It’s a desktop. It’s a tablet. It’s a table-top computer. Actually, the Lenovo IdeaCenter Horizon is all three of these devices and more. We had a chance to play with this unique device at CES 2013 and came away even more intrigued with its software than its hardware.
At first glance, the Horizon looks like just another giant Windows 8 all-in-one, with its 27-inch, 1920 x 1080-pixel touch screen sitting above its included keyboard and mouse. But when you unplug this 17-pound behemoth, it has enough battery power to spend two hours away from the wall socket. We don’t think anyone smaller than Shaquille O’Neal would put a device this size on their lap, but you may want to carry the Horizon over to a place in the home where there’s no outlet available.
At just 1.1 inches thick, the device is certainly thin enough to fit in your hands and even has rubberized bumpers to make it easier to carry. However, the device looked so bulky to us in person that we think moving it would be a two-person job (see our photo gallery below).
As soon as a Lenovo rep folded down its kickstand, the Horizon automatically launched Lenovo’s special Aura multi-user UI, which lets you play family style games, run education apps or move photos and videos around a virtual desktop. Upon first open Aura showed us a blank white desktop with a ring interface in the middle of the screen. The ring has icons on it for photos, video, education apps, games and an app store.
After tapping on photos, we saw thumbnails for different images and were able to drag the images onto the desktop where they looked like little Polaroid pictures complete with white borders. We were able to drag these pictures around the 27-inch desktop, resize them and rotate them. We were able to do the same with videos, each of which appeared in its own little window.
A Lenovo rep showed us how we could easily clear the desktop with a single gesture. By spreading our fingers out on an empty area of the deskotp, we made all the images and videos move off to the edges of the screen, effectively minimizing them. Bringing our fingers closer together brought all the images and videos back to their prior positions, sort of like using the peek button in Windows 7.
Shaking a photo or video back and forth with your finger will make the desktop show only photos or only videos.Though you can rotate or resize images on the Aura desktop, you can only show them full screen if you launch its dedicated gallery app.
Want to play Monopoly with the kids on a giant digital screen? You can do just that, because Monopoly is one of more than 5,000 table-friendly titles that will be available in Lenovo’s app store. Other already-announced apps include Draw Race 2 HD, King of the Opera and Paint, Color Corner. You’ll be able to access 120 streaming channels using an app called FilmOn TV. When we tapped on the app store icon we were taken to a very basic-looking store UI filled with a few sample titles.

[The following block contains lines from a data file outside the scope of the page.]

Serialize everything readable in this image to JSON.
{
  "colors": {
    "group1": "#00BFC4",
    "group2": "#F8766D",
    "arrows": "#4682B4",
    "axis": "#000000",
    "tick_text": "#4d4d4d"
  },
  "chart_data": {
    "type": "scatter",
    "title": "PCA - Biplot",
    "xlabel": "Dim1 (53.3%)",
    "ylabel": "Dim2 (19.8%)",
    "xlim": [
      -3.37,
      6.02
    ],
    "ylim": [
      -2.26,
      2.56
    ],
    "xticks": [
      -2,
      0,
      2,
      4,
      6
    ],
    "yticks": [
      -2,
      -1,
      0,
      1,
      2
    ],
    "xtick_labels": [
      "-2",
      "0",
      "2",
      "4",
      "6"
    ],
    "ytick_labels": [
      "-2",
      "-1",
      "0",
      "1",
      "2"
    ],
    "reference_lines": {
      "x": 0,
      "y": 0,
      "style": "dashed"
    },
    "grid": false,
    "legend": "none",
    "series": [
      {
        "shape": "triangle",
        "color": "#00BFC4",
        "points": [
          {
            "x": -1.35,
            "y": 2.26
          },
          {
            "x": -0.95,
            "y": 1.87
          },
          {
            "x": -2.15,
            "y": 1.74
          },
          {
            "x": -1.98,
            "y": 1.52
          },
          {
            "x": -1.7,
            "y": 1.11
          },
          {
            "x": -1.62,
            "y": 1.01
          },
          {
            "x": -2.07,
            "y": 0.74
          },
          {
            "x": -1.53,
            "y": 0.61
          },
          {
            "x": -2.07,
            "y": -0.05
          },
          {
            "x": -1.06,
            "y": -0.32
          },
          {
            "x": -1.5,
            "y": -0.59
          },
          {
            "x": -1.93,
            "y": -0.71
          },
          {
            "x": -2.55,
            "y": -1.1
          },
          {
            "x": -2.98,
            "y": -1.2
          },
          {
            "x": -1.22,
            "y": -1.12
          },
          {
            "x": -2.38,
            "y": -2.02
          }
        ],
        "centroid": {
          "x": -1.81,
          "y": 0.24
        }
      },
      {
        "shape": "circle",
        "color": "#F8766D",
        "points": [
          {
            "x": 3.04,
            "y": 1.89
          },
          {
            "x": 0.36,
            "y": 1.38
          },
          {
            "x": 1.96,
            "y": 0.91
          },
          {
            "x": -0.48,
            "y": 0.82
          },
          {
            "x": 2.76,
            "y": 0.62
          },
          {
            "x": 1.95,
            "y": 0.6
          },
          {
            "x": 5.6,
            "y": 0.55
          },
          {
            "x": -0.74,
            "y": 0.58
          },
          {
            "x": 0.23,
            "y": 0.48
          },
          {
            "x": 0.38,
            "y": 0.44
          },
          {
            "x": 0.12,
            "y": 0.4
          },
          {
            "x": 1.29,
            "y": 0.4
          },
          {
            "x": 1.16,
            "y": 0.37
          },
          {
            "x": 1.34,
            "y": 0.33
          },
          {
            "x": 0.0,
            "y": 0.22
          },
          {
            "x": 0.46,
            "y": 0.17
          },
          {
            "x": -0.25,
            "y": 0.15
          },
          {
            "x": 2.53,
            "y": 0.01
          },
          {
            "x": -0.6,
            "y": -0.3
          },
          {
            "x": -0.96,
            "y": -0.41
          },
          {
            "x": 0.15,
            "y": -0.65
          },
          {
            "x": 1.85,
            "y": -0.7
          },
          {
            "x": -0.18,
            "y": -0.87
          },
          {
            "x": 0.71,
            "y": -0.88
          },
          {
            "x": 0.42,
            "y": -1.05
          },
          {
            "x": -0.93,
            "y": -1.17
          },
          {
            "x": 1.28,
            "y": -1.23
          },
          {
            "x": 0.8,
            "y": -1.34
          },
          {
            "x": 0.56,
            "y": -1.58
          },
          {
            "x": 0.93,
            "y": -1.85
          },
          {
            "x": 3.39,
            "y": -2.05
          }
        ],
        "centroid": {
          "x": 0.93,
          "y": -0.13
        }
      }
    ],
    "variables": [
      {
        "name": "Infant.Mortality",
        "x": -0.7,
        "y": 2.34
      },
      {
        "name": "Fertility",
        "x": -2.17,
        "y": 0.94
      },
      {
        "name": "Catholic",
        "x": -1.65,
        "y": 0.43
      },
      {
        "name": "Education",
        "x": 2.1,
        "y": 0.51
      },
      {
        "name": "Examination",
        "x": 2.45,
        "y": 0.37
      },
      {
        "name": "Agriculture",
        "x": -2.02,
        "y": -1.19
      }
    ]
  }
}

Lenovo is making available an SDK and working with partners to create a lot more table-friendly apps by the Horizon’s expected launch date. However, the device we saw already had more than a dozen table-friendly games and education apps. We enjoyed playing a game of Air Hockey on the table using real physical air hockey paddles to control their avatars on screen. We also had a good time painting in a children’s drawing app.
Perhaps the most impressive demo we saw involved the preloaded Texas Hold ‘em Game which puts a whole card table onscreen for up to four players to use. The game also integrates with an Android app, so users can view their hidden cards on their phone screens without showing them to their opponents. Remote users can join the game via phone, so you can play with your card shark aunt in California while you and your kids sit at the Horizon table in New York.
In addition to its custom software and apps, the Horizon will have an entire ecosystem of accessories including a joystick and a pair of e-dice. An optional moveable stand will allow you to adjust the system’s angle.
Starting at $1,699, the IdeaCenter Horizon offers premium specs to go with its premium price, including CPUs up to a Core i7, discrete Nvidia GeForce GT 620M graphics and up to a 1TB hard drive.
To be certain, the Horizon isn’t the first All-in-One desktop to double as a titantic tablet. Last spring, ASUS announced the 24-inch Transformer AIO and, over the summer, we reviewed Sony’s 20-inch Tap 20. However, Lenovo’s product breaks new ground by emphasizing the tablet-top experience and building a rich ecosystem around it. We look forward to taking a closer look at the Horizon when it launches this summer.